Die Fotos von dem aufgebahrten Toten haben etwas Ikonisches. Sie ähneln den Gemälden von der Beweinung Christi, einem im Spätmittelalter gängigen Bildtypus. Geschundener, zerbrochener Körper, Wundmale, still trauernde Menschen. Vielleicht wollten viele Che Guevara genauso sehen. Einen säkularen Christus, der zur Knarre greift, um für die Nächstenliebe einzutreten. Jemanden, der sich selbst in die Waagschale wirft.

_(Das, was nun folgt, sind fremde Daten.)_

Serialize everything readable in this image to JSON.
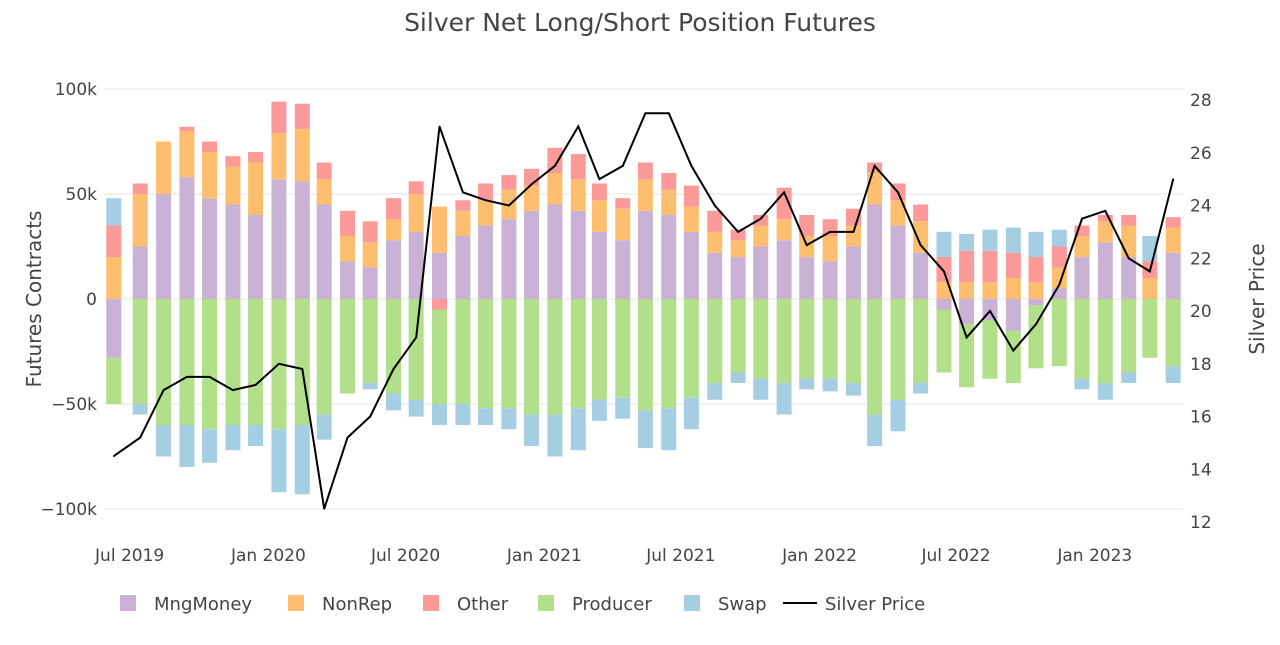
{
  "chart_data": {
    "type": "bar",
    "title": "Silver Net Long/Short Position Futures",
    "ylabel": "Futures Contracts",
    "y2label": "Silver Price",
    "ylim": [
      -100000,
      100000
    ],
    "y2lim": [
      12,
      28
    ],
    "yticks": [
      {
        "v": 100000,
        "label": "100k"
      },
      {
        "v": 50000,
        "label": "50k"
      },
      {
        "v": 0,
        "label": "0"
      },
      {
        "v": -50000,
        "label": "−50k"
      },
      {
        "v": -100000,
        "label": "−100k"
      }
    ],
    "y2ticks": [
      28,
      26,
      24,
      22,
      20,
      18,
      16,
      14,
      12
    ],
    "xticks": [
      {
        "d": "2019-07-01",
        "label": "Jul 2019"
      },
      {
        "d": "2020-01-01",
        "label": "Jan 2020"
      },
      {
        "d": "2020-07-01",
        "label": "Jul 2020"
      },
      {
        "d": "2021-01-01",
        "label": "Jan 2021"
      },
      {
        "d": "2021-07-01",
        "label": "Jul 2021"
      },
      {
        "d": "2022-01-01",
        "label": "Jan 2022"
      },
      {
        "d": "2022-07-01",
        "label": "Jul 2022"
      },
      {
        "d": "2023-01-01",
        "label": "Jan 2023"
      }
    ],
    "xrange": [
      "2019-05-28",
      "2023-04-28"
    ],
    "barmode": "relative",
    "legend_position": "bottom",
    "grid": true,
    "x": [
      "2019-06-10",
      "2019-07-15",
      "2019-08-15",
      "2019-09-15",
      "2019-10-15",
      "2019-11-15",
      "2019-12-15",
      "2020-01-15",
      "2020-02-15",
      "2020-03-15",
      "2020-04-15",
      "2020-05-15",
      "2020-06-15",
      "2020-07-15",
      "2020-08-15",
      "2020-09-15",
      "2020-10-15",
      "2020-11-15",
      "2020-12-15",
      "2021-01-15",
      "2021-02-15",
      "2021-03-15",
      "2021-04-15",
      "2021-05-15",
      "2021-06-15",
      "2021-07-15",
      "2021-08-15",
      "2021-09-15",
      "2021-10-15",
      "2021-11-15",
      "2021-12-15",
      "2022-01-15",
      "2022-02-15",
      "2022-03-15",
      "2022-04-15",
      "2022-05-15",
      "2022-06-15",
      "2022-07-15",
      "2022-08-15",
      "2022-09-15",
      "2022-10-15",
      "2022-11-15",
      "2022-12-15",
      "2023-01-15",
      "2023-02-15",
      "2023-03-15",
      "2023-04-15"
    ],
    "series": [
      {
        "name": "MngMoney",
        "color": "#cab2d6",
        "values": [
          -28,
          25,
          50,
          58,
          48,
          45,
          40,
          57,
          56,
          45,
          18,
          15,
          28,
          32,
          22,
          30,
          35,
          38,
          42,
          45,
          42,
          32,
          28,
          42,
          40,
          32,
          22,
          20,
          25,
          28,
          20,
          18,
          25,
          45,
          35,
          22,
          -5,
          -12,
          -10,
          -15,
          -3,
          5,
          20,
          27,
          20,
          0,
          22
        ]
      },
      {
        "name": "NonRep",
        "color": "#fdbf6f",
        "values": [
          20,
          25,
          25,
          22,
          22,
          18,
          25,
          22,
          25,
          12,
          12,
          12,
          10,
          18,
          22,
          12,
          12,
          14,
          12,
          15,
          15,
          15,
          15,
          15,
          12,
          12,
          10,
          8,
          10,
          10,
          10,
          12,
          10,
          15,
          12,
          15,
          8,
          8,
          8,
          10,
          8,
          10,
          10,
          10,
          15,
          10,
          12
        ]
      },
      {
        "name": "Other",
        "color": "#fb9a99",
        "values": [
          15,
          5,
          0,
          2,
          5,
          5,
          5,
          15,
          12,
          8,
          12,
          10,
          10,
          6,
          -5,
          5,
          8,
          7,
          8,
          12,
          12,
          8,
          5,
          8,
          8,
          10,
          10,
          5,
          5,
          15,
          10,
          8,
          8,
          5,
          8,
          8,
          12,
          15,
          15,
          12,
          12,
          10,
          5,
          3,
          5,
          8,
          5
        ]
      },
      {
        "name": "Producer",
        "color": "#b2df8a",
        "values": [
          -22,
          -50,
          -60,
          -60,
          -62,
          -60,
          -60,
          -62,
          -60,
          -55,
          -45,
          -40,
          -45,
          -48,
          -45,
          -50,
          -52,
          -52,
          -55,
          -55,
          -52,
          -48,
          -47,
          -53,
          -52,
          -47,
          -40,
          -35,
          -38,
          -40,
          -38,
          -38,
          -40,
          -55,
          -48,
          -40,
          -30,
          -30,
          -28,
          -25,
          -30,
          -32,
          -38,
          -40,
          -35,
          -28,
          -32
        ]
      },
      {
        "name": "Swap",
        "color": "#a6cee3",
        "values": [
          13,
          -5,
          -15,
          -20,
          -16,
          -12,
          -10,
          -30,
          -33,
          -12,
          0,
          -3,
          -8,
          -8,
          -10,
          -10,
          -8,
          -10,
          -15,
          -20,
          -20,
          -10,
          -10,
          -18,
          -20,
          -15,
          -8,
          -5,
          -10,
          -15,
          -5,
          -6,
          -6,
          -15,
          -15,
          -5,
          12,
          8,
          10,
          12,
          12,
          8,
          -5,
          -8,
          -5,
          12,
          -8
        ]
      }
    ],
    "units": "thousands of contracts",
    "line": {
      "name": "Silver Price",
      "color": "#000000",
      "values": [
        14.5,
        15.2,
        17.0,
        17.5,
        17.5,
        17.0,
        17.2,
        18.0,
        17.8,
        12.5,
        15.2,
        16.0,
        17.8,
        19.0,
        27.0,
        24.5,
        24.2,
        24.0,
        24.8,
        25.5,
        27.0,
        25.0,
        25.5,
        27.5,
        27.5,
        25.5,
        24.0,
        23.0,
        23.5,
        24.5,
        22.5,
        23.0,
        23.0,
        25.5,
        24.5,
        22.5,
        21.5,
        19.0,
        20.0,
        18.5,
        19.5,
        21.0,
        23.5,
        23.8,
        22.0,
        21.5,
        25.0
      ]
    }
  }
}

Che Guevaras Lebensgeschichte trägt Züge einer Heilgenlegende. Und er selbst hat diesen Vergleich bedient. Obwohl es heißt, er sei nicht sonderlich religiös gewesen. Wie Franz von Assisi lässt "El Che" seine bürgerliche Existenz hinter sich, wendet sich den Kranken und Unterdrückten zu, will ganz für sie da sein.

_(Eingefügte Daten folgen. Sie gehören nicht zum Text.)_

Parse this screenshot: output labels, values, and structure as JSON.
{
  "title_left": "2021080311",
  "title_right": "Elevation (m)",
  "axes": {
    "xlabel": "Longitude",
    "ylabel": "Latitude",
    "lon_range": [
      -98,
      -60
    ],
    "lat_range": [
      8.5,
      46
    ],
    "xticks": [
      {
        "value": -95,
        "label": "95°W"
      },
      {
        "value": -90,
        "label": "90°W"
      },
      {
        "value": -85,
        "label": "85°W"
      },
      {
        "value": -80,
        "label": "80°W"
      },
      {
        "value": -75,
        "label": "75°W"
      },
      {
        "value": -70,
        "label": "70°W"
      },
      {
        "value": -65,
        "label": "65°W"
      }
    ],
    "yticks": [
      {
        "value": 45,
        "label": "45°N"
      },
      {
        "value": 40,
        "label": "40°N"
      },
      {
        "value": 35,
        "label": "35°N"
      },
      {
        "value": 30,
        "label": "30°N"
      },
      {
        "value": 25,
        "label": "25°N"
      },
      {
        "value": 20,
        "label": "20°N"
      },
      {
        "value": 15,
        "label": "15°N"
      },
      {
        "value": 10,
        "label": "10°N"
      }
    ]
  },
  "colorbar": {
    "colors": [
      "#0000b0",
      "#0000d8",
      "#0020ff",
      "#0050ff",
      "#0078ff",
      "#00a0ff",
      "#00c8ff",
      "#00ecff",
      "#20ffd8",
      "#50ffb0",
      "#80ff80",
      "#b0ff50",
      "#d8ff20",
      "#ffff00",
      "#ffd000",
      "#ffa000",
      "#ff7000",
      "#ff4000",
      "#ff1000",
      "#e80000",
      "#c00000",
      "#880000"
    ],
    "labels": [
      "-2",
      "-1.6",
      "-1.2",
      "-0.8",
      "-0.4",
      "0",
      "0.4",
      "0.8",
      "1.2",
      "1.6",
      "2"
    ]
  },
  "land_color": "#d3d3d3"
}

Geboren 1928 in Argentinien als Ernesto Guevara de la Serna wächst er in einer wohlhabenden Familie auf, studiert Medizin, wird Arzt. Ernesto reist mit dem Motorrad durch Südamerika, ist erschüttert von der Armut der Bauern. Genauso von der Skrupellosigkeit der Großgrundbesitzer, wie sie die Not der Menschen ausnutzen. Als Ernesto Fidel Castro kennenlernt, schließt er sich der kubanischen Revolution an, wird zu El "Che", dann Commandante, später Mitglied der neuen kubanischen Regierung.

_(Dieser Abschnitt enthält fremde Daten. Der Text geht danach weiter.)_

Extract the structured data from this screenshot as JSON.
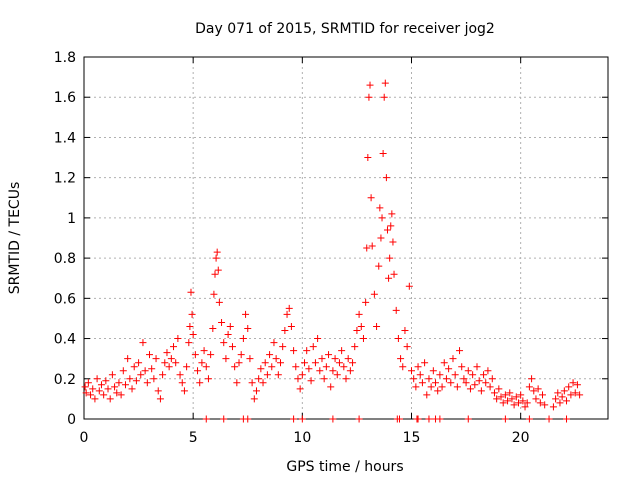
{
  "chart_data": {
    "type": "scatter",
    "title": "Day 071 of 2015, SRMTID for receiver jog2",
    "xlabel": "GPS time / hours",
    "ylabel": "SRMTID / TECUs",
    "xlim": [
      0,
      24
    ],
    "ylim": [
      0,
      1.8
    ],
    "x_ticks": [
      0,
      5,
      10,
      15,
      20
    ],
    "x_tick_labels": [
      "0",
      "5",
      "10",
      "15",
      "20"
    ],
    "y_ticks": [
      0,
      0.2,
      0.4,
      0.6,
      0.8,
      1.0,
      1.2,
      1.4,
      1.6,
      1.8
    ],
    "y_tick_labels": [
      "0",
      "0.2",
      "0.4",
      "0.6",
      "0.8",
      "1",
      "1.2",
      "1.4",
      "1.6",
      "1.8"
    ],
    "grid": true,
    "marker": "+",
    "color": "#ff0000",
    "series": [
      {
        "name": "SRMTID",
        "points": [
          [
            0.05,
            0.16
          ],
          [
            0.1,
            0.13
          ],
          [
            0.2,
            0.18
          ],
          [
            0.3,
            0.12
          ],
          [
            0.4,
            0.15
          ],
          [
            0.5,
            0.1
          ],
          [
            0.6,
            0.2
          ],
          [
            0.7,
            0.14
          ],
          [
            0.8,
            0.17
          ],
          [
            0.9,
            0.12
          ],
          [
            1.0,
            0.19
          ],
          [
            1.1,
            0.15
          ],
          [
            1.2,
            0.1
          ],
          [
            1.3,
            0.22
          ],
          [
            1.4,
            0.16
          ],
          [
            1.5,
            0.13
          ],
          [
            1.6,
            0.18
          ],
          [
            1.7,
            0.12
          ],
          [
            1.8,
            0.24
          ],
          [
            1.9,
            0.17
          ],
          [
            2.0,
            0.3
          ],
          [
            2.1,
            0.2
          ],
          [
            2.2,
            0.15
          ],
          [
            2.3,
            0.26
          ],
          [
            2.4,
            0.19
          ],
          [
            2.5,
            0.28
          ],
          [
            2.6,
            0.22
          ],
          [
            2.7,
            0.38
          ],
          [
            2.8,
            0.24
          ],
          [
            2.9,
            0.18
          ],
          [
            3.0,
            0.32
          ],
          [
            3.1,
            0.25
          ],
          [
            3.2,
            0.2
          ],
          [
            3.3,
            0.3
          ],
          [
            3.4,
            0.14
          ],
          [
            3.5,
            0.1
          ],
          [
            3.6,
            0.22
          ],
          [
            3.7,
            0.28
          ],
          [
            3.8,
            0.33
          ],
          [
            3.9,
            0.26
          ],
          [
            4.0,
            0.3
          ],
          [
            4.1,
            0.36
          ],
          [
            4.2,
            0.28
          ],
          [
            4.3,
            0.4
          ],
          [
            4.4,
            0.22
          ],
          [
            4.5,
            0.18
          ],
          [
            4.6,
            0.14
          ],
          [
            4.7,
            0.26
          ],
          [
            4.8,
            0.38
          ],
          [
            4.85,
            0.46
          ],
          [
            4.9,
            0.63
          ],
          [
            4.95,
            0.52
          ],
          [
            5.0,
            0.42
          ],
          [
            5.1,
            0.32
          ],
          [
            5.2,
            0.24
          ],
          [
            5.3,
            0.18
          ],
          [
            5.4,
            0.28
          ],
          [
            5.5,
            0.34
          ],
          [
            5.6,
            0.26
          ],
          [
            5.7,
            0.2
          ],
          [
            5.8,
            0.32
          ],
          [
            5.9,
            0.45
          ],
          [
            5.95,
            0.62
          ],
          [
            6.0,
            0.72
          ],
          [
            6.05,
            0.8
          ],
          [
            6.1,
            0.83
          ],
          [
            6.15,
            0.74
          ],
          [
            6.2,
            0.58
          ],
          [
            6.3,
            0.48
          ],
          [
            6.4,
            0.38
          ],
          [
            6.5,
            0.3
          ],
          [
            6.6,
            0.42
          ],
          [
            6.7,
            0.46
          ],
          [
            6.8,
            0.36
          ],
          [
            6.9,
            0.26
          ],
          [
            7.0,
            0.18
          ],
          [
            7.1,
            0.28
          ],
          [
            7.2,
            0.32
          ],
          [
            7.3,
            0.4
          ],
          [
            7.4,
            0.52
          ],
          [
            7.5,
            0.45
          ],
          [
            7.6,
            0.3
          ],
          [
            7.7,
            0.18
          ],
          [
            7.8,
            0.1
          ],
          [
            7.9,
            0.14
          ],
          [
            8.0,
            0.2
          ],
          [
            8.1,
            0.25
          ],
          [
            8.2,
            0.18
          ],
          [
            8.3,
            0.28
          ],
          [
            8.4,
            0.22
          ],
          [
            8.5,
            0.32
          ],
          [
            8.6,
            0.26
          ],
          [
            8.7,
            0.38
          ],
          [
            8.8,
            0.3
          ],
          [
            8.9,
            0.22
          ],
          [
            9.0,
            0.28
          ],
          [
            9.1,
            0.36
          ],
          [
            9.2,
            0.44
          ],
          [
            9.3,
            0.52
          ],
          [
            9.4,
            0.55
          ],
          [
            9.5,
            0.46
          ],
          [
            9.6,
            0.34
          ],
          [
            9.7,
            0.26
          ],
          [
            9.8,
            0.2
          ],
          [
            9.9,
            0.15
          ],
          [
            10.0,
            0.22
          ],
          [
            10.1,
            0.28
          ],
          [
            10.2,
            0.34
          ],
          [
            10.3,
            0.25
          ],
          [
            10.4,
            0.19
          ],
          [
            10.5,
            0.36
          ],
          [
            10.6,
            0.28
          ],
          [
            10.7,
            0.4
          ],
          [
            10.8,
            0.24
          ],
          [
            10.9,
            0.3
          ],
          [
            11.0,
            0.2
          ],
          [
            11.1,
            0.26
          ],
          [
            11.2,
            0.32
          ],
          [
            11.3,
            0.16
          ],
          [
            11.4,
            0.24
          ],
          [
            11.5,
            0.3
          ],
          [
            11.6,
            0.22
          ],
          [
            11.7,
            0.28
          ],
          [
            11.8,
            0.34
          ],
          [
            11.9,
            0.26
          ],
          [
            12.0,
            0.2
          ],
          [
            12.1,
            0.3
          ],
          [
            12.2,
            0.24
          ],
          [
            12.3,
            0.28
          ],
          [
            12.4,
            0.36
          ],
          [
            12.5,
            0.44
          ],
          [
            12.6,
            0.52
          ],
          [
            12.7,
            0.46
          ],
          [
            12.8,
            0.4
          ],
          [
            12.9,
            0.58
          ],
          [
            12.95,
            0.85
          ],
          [
            13.0,
            1.3
          ],
          [
            13.05,
            1.6
          ],
          [
            13.1,
            1.66
          ],
          [
            13.15,
            1.1
          ],
          [
            13.2,
            0.86
          ],
          [
            13.3,
            0.62
          ],
          [
            13.4,
            0.46
          ],
          [
            13.5,
            0.76
          ],
          [
            13.55,
            1.05
          ],
          [
            13.6,
            0.9
          ],
          [
            13.65,
            1.0
          ],
          [
            13.7,
            1.32
          ],
          [
            13.75,
            1.6
          ],
          [
            13.8,
            1.67
          ],
          [
            13.85,
            1.2
          ],
          [
            13.9,
            0.94
          ],
          [
            13.95,
            0.7
          ],
          [
            14.0,
            0.8
          ],
          [
            14.05,
            0.96
          ],
          [
            14.1,
            1.02
          ],
          [
            14.15,
            0.88
          ],
          [
            14.2,
            0.72
          ],
          [
            14.3,
            0.54
          ],
          [
            14.4,
            0.4
          ],
          [
            14.5,
            0.3
          ],
          [
            14.6,
            0.26
          ],
          [
            14.7,
            0.44
          ],
          [
            14.8,
            0.36
          ],
          [
            14.9,
            0.66
          ],
          [
            15.0,
            0.24
          ],
          [
            15.1,
            0.2
          ],
          [
            15.2,
            0.16
          ],
          [
            15.3,
            0.26
          ],
          [
            15.4,
            0.22
          ],
          [
            15.5,
            0.18
          ],
          [
            15.6,
            0.28
          ],
          [
            15.7,
            0.12
          ],
          [
            15.8,
            0.2
          ],
          [
            15.9,
            0.16
          ],
          [
            16.0,
            0.24
          ],
          [
            16.1,
            0.18
          ],
          [
            16.2,
            0.14
          ],
          [
            16.3,
            0.22
          ],
          [
            16.4,
            0.16
          ],
          [
            16.5,
            0.28
          ],
          [
            16.6,
            0.2
          ],
          [
            16.7,
            0.25
          ],
          [
            16.8,
            0.18
          ],
          [
            16.9,
            0.3
          ],
          [
            17.0,
            0.22
          ],
          [
            17.1,
            0.16
          ],
          [
            17.2,
            0.34
          ],
          [
            17.3,
            0.26
          ],
          [
            17.4,
            0.2
          ],
          [
            17.5,
            0.18
          ],
          [
            17.6,
            0.24
          ],
          [
            17.7,
            0.15
          ],
          [
            17.8,
            0.22
          ],
          [
            17.9,
            0.17
          ],
          [
            18.0,
            0.26
          ],
          [
            18.1,
            0.19
          ],
          [
            18.2,
            0.14
          ],
          [
            18.3,
            0.22
          ],
          [
            18.4,
            0.18
          ],
          [
            18.5,
            0.24
          ],
          [
            18.6,
            0.16
          ],
          [
            18.7,
            0.2
          ],
          [
            18.8,
            0.13
          ],
          [
            18.9,
            0.1
          ],
          [
            19.0,
            0.15
          ],
          [
            19.1,
            0.11
          ],
          [
            19.2,
            0.08
          ],
          [
            19.3,
            0.12
          ],
          [
            19.4,
            0.09
          ],
          [
            19.5,
            0.13
          ],
          [
            19.6,
            0.1
          ],
          [
            19.7,
            0.07
          ],
          [
            19.8,
            0.11
          ],
          [
            19.9,
            0.08
          ],
          [
            20.0,
            0.12
          ],
          [
            20.1,
            0.09
          ],
          [
            20.2,
            0.06
          ],
          [
            20.3,
            0.08
          ],
          [
            20.4,
            0.16
          ],
          [
            20.5,
            0.2
          ],
          [
            20.6,
            0.14
          ],
          [
            20.7,
            0.1
          ],
          [
            20.8,
            0.15
          ],
          [
            20.9,
            0.08
          ],
          [
            21.0,
            0.12
          ],
          [
            21.1,
            0.07
          ],
          [
            21.5,
            0.06
          ],
          [
            21.6,
            0.1
          ],
          [
            21.7,
            0.13
          ],
          [
            21.8,
            0.08
          ],
          [
            21.9,
            0.11
          ],
          [
            22.0,
            0.14
          ],
          [
            22.1,
            0.09
          ],
          [
            22.2,
            0.16
          ],
          [
            22.3,
            0.12
          ],
          [
            22.4,
            0.18
          ],
          [
            22.5,
            0.13
          ],
          [
            22.6,
            0.17
          ],
          [
            22.7,
            0.12
          ]
        ],
        "zero_points": [
          5.6,
          6.4,
          7.3,
          7.5,
          9.6,
          10.0,
          11.4,
          12.6,
          14.35,
          14.45,
          15.25,
          15.3,
          15.8,
          16.1,
          16.3,
          17.6,
          19.3,
          20.4,
          21.3,
          22.1
        ]
      }
    ]
  }
}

Doch die politische Realität entwickelt sich anders als erhofft. 1965 legt Che alle Ämter nieder, taucht ab, geht inkognito nach Bolivien, veröffentlicht ein Manifest. Darin ruft Che dazu auf, für die "heilige Sache der Erlösung der Menschheit" zu kämpfen. Aber die bolivianischen Bauern in den Anden wollen sich von ihm nicht befreien lassen. Er wird verraten, verhaftet, exekutiert.
Wenige Tage vor seinem Tod soll er ein religiöses Gedicht rezitiert haben: "Christus, ich liebe dich … / Du hast uns gelehrt, dass der Mensch ... / ein armer, gekreuzigter Gott ist wie du. / Und dass der zu deiner Linken in Golgatha /der schlechte Dieb / auch ein Gott ist."
Bevor Che Guevaras Leichnam für die Aufbahrung vorbereitet werden kann, trifft ein Schweizer Pater ein. Er segnet den leblosen Körper, spricht ein Gebet. Abends hält er eine Messe für Che und für alle anderen, die an diesem Tag ihr Leben verloren haben. Die Fotos vom toten Che werden wie Ikonen weitergereicht, betrachtet oder gerahmt. Das kubanische Volk verabschiedet sich von ihm mit einem Treueschwur: "Hasta siempre, Commandante | Bis in alle Ewigkeit, Kommandant." Und DER SPIEGEL titelt damals "Erlöser aus dem Dschungel" (Nr. 31 / 28.07.1968).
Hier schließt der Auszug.